This weekend was longer than usual and filled with plenty of sightseeing and activities. It was also a much needed break from spending hours in the library doing research on my mint plants.

Our first trip was to the New Buffalo Center near the Hondo Valley. I affectionately call it the “hippie house” of the group of gentlemen who came to New Mexico in order to establish the center. After we had arrived around 9 a.m., we split into two groups to help with landscaping and gardening. My team was paired up with Andrew and Michelle, and we were responsible for pulling weeds from the garden. Kim and I were able to use a de-weeding tool that made the process so much more fun and a lot easier. Although, I think we had too much fun.

It was great being able to talk to Andrew and learn why he came to New Buffalo. How anyone who received a degree in bassoon performance and now is in charge of the organic garden at a hippie house is beyond me! All I could gather from working two hours in the field with him is that he had a lot of passion for what he did, and that in itself was very inspiring.

Friday was movie night in Casita Montana. We watched “The Hurricane” and “When Harry Met Sally.” We couldn’t have chosen movies that were any more opposite in plot than those two, but it was great to watch them. “The Hurricane” was much more moving. In summary, it was about Rubin “The Hurricane” Carter, a young African-American male who had a rough life, and saw himself in and out of prison for years. He became a champion middleweight boxer, but then ended up being framed for a murder he never committed. Carter spent 20 years in prison for a crime he didn’t commit, all while trying to get one appeal after the other approved so he could receive his freedom. It was such a moving story and I couldn’t believe it was based on a true story. I stayed up later with the rest of the girls in the casita talking about it and what we each would’ve done if we were in Rubin’s position.

Saturday was our day off, so we decided to go to Taos Pueblo.
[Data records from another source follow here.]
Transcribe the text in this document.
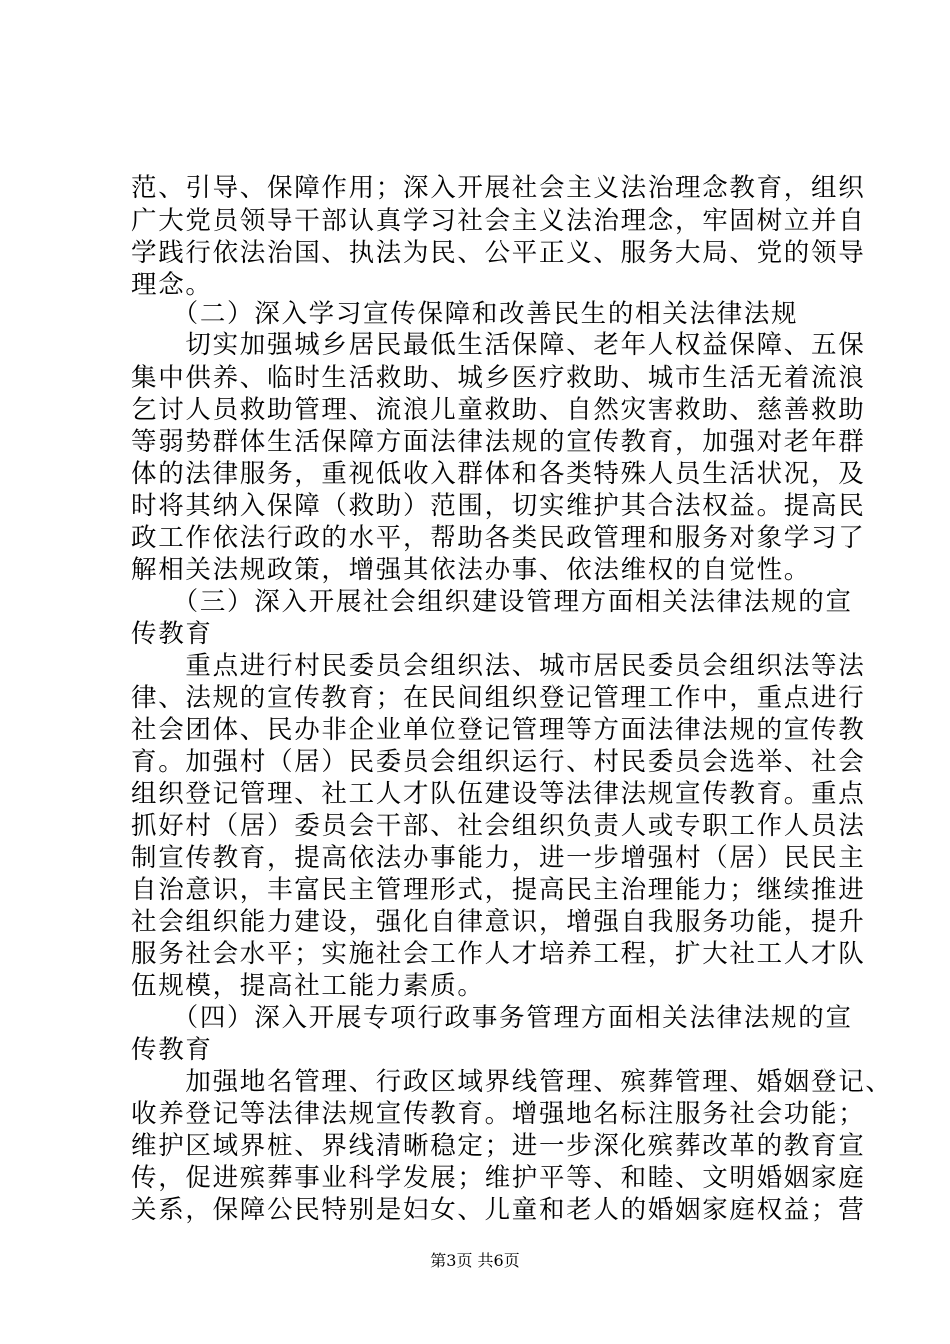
范、引导、保障作用；深入开展社会主义法治理念教育，组织
广大党员领导干部认真学习社会主义法治理念，牢固树立并自
学践行依法治国、执法为民、公平正义、服务大局、党的领导
理念。
　　（二）深入学习宣传保障和改善民生的相关法律法规
　　切实加强城乡居民最低生活保障、老年人权益保障、五保
集中供养、临时生活救助、城乡医疗救助、城市生活无着流浪
乞讨人员救助管理、流浪儿童救助、自然灾害救助、慈善救助
等弱势群体生活保障方面法律法规的宣传教育，加强对老年群
体的法律服务，重视低收入群体和各类特殊人员生活状况，及
时将其纳入保障（救助）范围，切实维护其合法权益。提高民
政工作依法行政的水平，帮助各类民政管理和服务对象学习了
解相关法规政策，增强其依法办事、依法维权的自觉性。
　　（三）深入开展社会组织建设管理方面相关法律法规的宣
传教育
　　重点进行村民委员会组织法、城市居民委员会组织法等法
律、法规的宣传教育；在民间组织登记管理工作中，重点进行
社会团体、民办非企业单位登记管理等方面法律法规的宣传教
育。加强村（居）民委员会组织运行、村民委员会选举、社会
组织登记管理、社工人才队伍建设等法律法规宣传教育。重点
抓好村（居）委员会干部、社会组织负责人或专职工作人员法
制宣传教育，提高依法办事能力，进一步增强村（居）民民主
自治意识，丰富民主管理形式，提高民主治理能力；继续推进
社会组织能力建设，强化自律意识，增强自我服务功能，提升
服务社会水平；实施社会工作人才培养工程，扩大社工人才队
伍规模，提高社工能力素质。
　　（四）深入开展专项行政事务管理方面相关法律法规的宣
传教育
　　加强地名管理、行政区域界线管理、殡葬管理、婚姻登记、
收养登记等法律法规宣传教育。增强地名标注服务社会功能；
维护区域界桩、界线清晰稳定；进一步深化殡葬改革的教育宣
传，促进殡葬事业科学发展；维护平等、和睦、文明婚姻家庭
关系，保障公民特别是妇女、儿童和老人的婚姻家庭权益；营
第3页 共6页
It is a historic site that still maintains the way of life from its founding. I was unable to take pictures of the area because of the picture fee. But it was still an incredible experience. The St. Jerome Catholic Church was such a site, especially on the inside.

I thought it was also great that most of the people who live in the pueblos sell handmade jewelry, dreamcatchers, and pottery in order to make a living. It was so intricate and really beautiful. I bought a pair of handmade earrings that represent the Sun god that the Taos people respect. I was just so impressed by the culture and traditions that still take place among the Taos Indians, and also how they’ve been able to instill some modern aspects into their lifestyle.

The next day was a trip to the Gorge. It was so awesome! The levels of volcanic rock that still remain intact form this deep ridge area that the Rio Grande still passes through. It is such an amazing site. We went to two different parts of the area to take pictures. Dr. Ubelaker knew so much about the history of the area, and it was nice to hear how it came to be and what it’s used for today. The ride up parts of the mountain was quite bumpy at times, but in the end we all truly enjoyed ourselves. There’s just under two weeks left of my time here, and there’s still so much for me to see! I can’t wait!